Tous les registres et toutes les bascules portent leur nom anglais d’origine. Nous avons fait le choix de ne traduire que le nom des boutons de commande. Une liste de tous ces noms est donnée dans la documentation annexée à la page web.
À droite de chaque registre se trouve la traduction du code binaire en octal (base 8) et décimal. À droite de la ligne la plus haute (Voyants d’état CPU), quand le simulateur est en fonctionnement, vous trouvez une indication du temps de cycle PDP-8 simulé (ordinairement de l’ordre de 1,5µs).
Chargement de programmes en mémoire : vous pouvez charger des programmes en format assembleur ou binaire directement dans la mémoire.
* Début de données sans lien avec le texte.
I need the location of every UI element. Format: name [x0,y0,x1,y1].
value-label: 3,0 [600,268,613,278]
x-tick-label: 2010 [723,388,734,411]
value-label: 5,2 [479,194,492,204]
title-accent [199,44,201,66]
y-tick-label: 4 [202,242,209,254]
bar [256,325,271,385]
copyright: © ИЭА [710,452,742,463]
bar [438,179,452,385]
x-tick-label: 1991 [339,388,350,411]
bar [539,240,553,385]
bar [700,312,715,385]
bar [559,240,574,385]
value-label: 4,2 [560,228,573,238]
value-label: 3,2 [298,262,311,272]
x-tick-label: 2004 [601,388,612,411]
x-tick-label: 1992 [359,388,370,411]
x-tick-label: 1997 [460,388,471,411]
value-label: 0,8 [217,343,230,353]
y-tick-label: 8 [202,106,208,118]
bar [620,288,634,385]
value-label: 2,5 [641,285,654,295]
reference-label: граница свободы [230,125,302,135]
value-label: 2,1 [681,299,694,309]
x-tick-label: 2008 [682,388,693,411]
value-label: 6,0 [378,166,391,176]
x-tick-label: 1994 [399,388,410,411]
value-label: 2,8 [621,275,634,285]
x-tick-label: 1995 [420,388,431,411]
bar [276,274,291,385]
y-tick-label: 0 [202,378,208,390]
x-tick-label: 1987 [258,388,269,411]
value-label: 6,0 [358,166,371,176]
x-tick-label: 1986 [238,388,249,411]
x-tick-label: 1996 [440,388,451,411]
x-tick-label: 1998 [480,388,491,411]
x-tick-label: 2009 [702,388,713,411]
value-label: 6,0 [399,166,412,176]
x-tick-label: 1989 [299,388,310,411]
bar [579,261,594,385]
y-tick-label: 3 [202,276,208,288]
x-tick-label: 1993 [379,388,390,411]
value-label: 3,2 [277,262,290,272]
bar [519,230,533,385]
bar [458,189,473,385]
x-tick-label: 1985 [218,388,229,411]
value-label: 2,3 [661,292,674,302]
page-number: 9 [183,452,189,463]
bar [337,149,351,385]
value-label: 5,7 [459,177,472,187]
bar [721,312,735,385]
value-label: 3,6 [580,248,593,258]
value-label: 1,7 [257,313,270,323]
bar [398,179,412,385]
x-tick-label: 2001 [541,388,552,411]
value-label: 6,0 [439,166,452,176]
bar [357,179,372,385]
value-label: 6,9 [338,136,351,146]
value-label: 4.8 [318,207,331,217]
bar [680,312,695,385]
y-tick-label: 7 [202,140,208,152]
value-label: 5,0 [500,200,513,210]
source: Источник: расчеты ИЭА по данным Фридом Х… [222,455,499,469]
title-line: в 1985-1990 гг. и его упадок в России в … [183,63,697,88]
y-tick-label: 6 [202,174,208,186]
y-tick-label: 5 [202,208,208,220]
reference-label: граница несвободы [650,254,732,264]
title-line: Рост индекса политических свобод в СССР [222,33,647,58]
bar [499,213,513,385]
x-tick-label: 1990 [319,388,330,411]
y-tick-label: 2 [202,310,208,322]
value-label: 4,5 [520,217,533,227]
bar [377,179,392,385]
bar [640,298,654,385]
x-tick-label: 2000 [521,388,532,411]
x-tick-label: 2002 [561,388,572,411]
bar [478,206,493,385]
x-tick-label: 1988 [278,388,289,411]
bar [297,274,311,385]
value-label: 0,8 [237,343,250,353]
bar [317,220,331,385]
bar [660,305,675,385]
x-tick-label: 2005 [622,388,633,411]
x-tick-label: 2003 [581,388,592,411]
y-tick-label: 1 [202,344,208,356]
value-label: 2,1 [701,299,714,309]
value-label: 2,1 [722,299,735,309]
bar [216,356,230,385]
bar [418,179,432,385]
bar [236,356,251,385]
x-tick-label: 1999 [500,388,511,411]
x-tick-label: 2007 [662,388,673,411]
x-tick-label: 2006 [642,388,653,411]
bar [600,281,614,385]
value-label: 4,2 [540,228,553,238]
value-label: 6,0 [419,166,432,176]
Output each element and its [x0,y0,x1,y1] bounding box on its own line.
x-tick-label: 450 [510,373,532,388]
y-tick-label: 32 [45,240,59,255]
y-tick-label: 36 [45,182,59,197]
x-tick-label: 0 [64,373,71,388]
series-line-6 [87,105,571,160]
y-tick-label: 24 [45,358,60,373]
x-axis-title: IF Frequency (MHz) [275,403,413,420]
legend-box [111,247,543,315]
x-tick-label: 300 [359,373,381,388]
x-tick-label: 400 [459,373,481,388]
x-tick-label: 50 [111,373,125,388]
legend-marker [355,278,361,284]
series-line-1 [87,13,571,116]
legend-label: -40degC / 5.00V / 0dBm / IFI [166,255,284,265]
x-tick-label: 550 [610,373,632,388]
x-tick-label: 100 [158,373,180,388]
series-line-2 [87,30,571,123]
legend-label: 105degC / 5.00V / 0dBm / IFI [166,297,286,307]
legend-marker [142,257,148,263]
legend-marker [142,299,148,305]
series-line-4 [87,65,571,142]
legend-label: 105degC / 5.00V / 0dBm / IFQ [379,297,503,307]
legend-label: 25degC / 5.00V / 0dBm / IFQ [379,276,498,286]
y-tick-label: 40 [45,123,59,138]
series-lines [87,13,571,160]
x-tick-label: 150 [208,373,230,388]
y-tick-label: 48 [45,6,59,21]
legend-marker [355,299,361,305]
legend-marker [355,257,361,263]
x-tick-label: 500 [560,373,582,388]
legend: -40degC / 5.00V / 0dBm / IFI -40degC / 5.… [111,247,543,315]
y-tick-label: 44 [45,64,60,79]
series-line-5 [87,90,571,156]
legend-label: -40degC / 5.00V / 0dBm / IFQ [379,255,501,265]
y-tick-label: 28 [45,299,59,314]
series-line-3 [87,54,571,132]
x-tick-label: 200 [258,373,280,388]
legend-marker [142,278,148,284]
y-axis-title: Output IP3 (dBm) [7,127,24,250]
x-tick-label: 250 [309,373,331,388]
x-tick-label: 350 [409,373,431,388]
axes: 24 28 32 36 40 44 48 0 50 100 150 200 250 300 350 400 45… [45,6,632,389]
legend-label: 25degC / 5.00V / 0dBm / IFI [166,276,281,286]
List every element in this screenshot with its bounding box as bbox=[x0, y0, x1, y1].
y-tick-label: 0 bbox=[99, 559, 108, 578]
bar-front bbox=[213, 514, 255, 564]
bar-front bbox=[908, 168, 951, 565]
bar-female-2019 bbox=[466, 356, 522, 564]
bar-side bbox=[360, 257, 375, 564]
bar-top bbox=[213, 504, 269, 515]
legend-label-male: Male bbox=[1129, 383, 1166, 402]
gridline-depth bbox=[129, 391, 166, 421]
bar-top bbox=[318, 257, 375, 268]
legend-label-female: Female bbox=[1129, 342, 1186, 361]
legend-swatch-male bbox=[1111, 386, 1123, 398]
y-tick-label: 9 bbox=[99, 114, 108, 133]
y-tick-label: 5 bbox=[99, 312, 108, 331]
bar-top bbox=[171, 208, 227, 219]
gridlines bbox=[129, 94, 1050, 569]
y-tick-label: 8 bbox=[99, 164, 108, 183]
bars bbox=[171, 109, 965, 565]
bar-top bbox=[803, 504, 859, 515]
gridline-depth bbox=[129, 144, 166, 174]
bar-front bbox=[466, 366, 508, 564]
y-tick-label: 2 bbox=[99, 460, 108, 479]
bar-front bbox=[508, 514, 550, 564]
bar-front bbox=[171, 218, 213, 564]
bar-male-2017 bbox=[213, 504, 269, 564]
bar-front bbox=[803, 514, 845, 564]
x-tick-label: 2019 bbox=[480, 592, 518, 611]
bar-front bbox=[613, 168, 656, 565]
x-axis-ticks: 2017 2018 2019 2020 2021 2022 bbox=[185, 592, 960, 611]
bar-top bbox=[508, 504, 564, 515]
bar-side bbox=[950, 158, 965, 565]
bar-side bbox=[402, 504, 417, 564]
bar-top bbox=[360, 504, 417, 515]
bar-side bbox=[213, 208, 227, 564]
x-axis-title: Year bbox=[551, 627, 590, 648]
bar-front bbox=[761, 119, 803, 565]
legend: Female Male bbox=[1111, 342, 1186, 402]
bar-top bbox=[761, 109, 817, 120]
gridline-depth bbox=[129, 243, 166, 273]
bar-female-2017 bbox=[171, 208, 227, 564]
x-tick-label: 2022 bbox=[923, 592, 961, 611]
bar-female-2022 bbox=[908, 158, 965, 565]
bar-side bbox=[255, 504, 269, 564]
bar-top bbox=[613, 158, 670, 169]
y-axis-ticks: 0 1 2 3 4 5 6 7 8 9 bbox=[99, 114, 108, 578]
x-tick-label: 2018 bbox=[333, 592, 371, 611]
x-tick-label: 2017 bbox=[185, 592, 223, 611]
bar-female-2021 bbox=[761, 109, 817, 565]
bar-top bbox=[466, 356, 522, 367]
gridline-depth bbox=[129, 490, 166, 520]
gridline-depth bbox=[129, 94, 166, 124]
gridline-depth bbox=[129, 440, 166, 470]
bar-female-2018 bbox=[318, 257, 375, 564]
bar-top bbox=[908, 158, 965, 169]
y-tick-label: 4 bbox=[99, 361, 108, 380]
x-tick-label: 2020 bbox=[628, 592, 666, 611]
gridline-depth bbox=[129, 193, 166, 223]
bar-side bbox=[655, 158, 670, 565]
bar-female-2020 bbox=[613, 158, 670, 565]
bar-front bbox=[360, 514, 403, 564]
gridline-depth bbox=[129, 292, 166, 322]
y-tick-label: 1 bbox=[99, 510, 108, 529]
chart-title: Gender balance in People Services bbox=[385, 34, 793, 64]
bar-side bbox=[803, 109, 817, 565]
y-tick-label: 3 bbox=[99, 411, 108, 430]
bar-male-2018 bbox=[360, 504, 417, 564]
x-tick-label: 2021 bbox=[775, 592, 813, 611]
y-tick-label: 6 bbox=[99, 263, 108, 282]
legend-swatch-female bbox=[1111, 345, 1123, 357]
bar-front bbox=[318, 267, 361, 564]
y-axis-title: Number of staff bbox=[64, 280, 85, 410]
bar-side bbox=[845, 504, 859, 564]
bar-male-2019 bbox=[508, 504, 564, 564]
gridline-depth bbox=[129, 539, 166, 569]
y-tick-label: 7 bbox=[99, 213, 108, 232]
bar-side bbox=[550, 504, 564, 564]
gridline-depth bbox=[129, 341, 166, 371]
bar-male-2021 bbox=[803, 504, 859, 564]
Pour ce faire, sur votre ordinateur, glissez directement le fichier contenant le code source (PAL) ou le code binaire (BIN) sur les registres MA-MB du panneau de commande (partie centrale marquée par une ligne pointillée).
Le fichier sera assemblé (PAL) ou désassemblé (! BIN), et vous pouvez voir apparaitre le résultat dans une nouvelle fenêtre. Vous pouvez même modifier le code symbolique et presser "Reload"...
Ce simulateur PDP-8 a été réalisé dans le cadre de l’association ACONIT par Edgar Bonet, pour le cœur du simulateur et de l’assembleur, et par Hans Pufal, pour les fonctions E/S et la mise en forme web.